The main workflow would be to open one of more data sources and make them available to the transformation logic. Then a powerful set of tools for transforming that data into a new view. As the data sources change the transformations are re-run to produce a new result. Consider a monthly report with graphs: the underlying data will change every month but the process you want to run on it won't change nearly as often. This is a drawback of Excel because the data and the transformations are bound tightly together.

  • Data sources are streams of data, rewindable
  • Buffers are a window on a stream
  • Transformations are pipelines that buffer segments flow through
  • Results are the output of pipelines

Transformations can be done on row level in the form of functions similar to Excel. Relational algebra performs operations on buffers.

A traditional spreadsheet view would consist of a stream source (a CSV or an Excel file) feeding into a buffer (the currently visible part of the spreadsheet). Excel sheets are simply one or more visible buffers. A sheet is a purely graphical feature related to the UI.

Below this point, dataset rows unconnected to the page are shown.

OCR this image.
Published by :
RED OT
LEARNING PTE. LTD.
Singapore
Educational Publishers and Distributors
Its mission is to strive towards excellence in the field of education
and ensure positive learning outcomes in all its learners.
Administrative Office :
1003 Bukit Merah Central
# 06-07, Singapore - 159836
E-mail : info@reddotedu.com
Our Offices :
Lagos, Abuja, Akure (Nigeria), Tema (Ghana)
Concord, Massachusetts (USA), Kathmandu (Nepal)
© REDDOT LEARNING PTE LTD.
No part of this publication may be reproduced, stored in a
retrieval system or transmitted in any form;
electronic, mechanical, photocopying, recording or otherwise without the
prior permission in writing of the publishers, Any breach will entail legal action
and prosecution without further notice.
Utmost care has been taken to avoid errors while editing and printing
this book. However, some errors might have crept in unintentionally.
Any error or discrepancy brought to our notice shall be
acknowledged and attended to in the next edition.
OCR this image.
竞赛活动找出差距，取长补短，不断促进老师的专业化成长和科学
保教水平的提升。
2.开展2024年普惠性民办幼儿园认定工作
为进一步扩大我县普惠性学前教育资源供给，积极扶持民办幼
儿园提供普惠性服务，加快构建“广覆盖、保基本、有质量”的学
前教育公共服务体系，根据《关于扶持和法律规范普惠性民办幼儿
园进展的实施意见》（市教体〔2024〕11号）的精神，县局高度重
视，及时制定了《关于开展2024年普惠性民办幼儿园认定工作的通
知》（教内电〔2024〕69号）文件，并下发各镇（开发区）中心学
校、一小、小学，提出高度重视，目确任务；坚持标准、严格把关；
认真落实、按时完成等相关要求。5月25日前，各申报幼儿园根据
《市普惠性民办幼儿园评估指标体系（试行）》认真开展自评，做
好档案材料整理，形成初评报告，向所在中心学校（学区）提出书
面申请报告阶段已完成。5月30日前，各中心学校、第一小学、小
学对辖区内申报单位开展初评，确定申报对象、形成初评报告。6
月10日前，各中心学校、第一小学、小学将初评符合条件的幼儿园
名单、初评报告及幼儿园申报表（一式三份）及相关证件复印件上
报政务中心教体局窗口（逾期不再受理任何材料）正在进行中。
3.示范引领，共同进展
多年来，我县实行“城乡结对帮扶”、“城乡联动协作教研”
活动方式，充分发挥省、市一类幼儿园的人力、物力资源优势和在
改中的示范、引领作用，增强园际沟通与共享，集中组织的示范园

In order to support the simplest Excel workflow buffers would need to be quite flexible. The number of columns in a buffer would need to be undefined. The first view port buffer would be unconnected to any input stream because the data comes from the user entering values into columns. Only if the user were to copy-paste would there be a stream. Users also can create several "tables" on the same sheet, so the system would need to flexible enough to identify separate buffers on one visible sheet.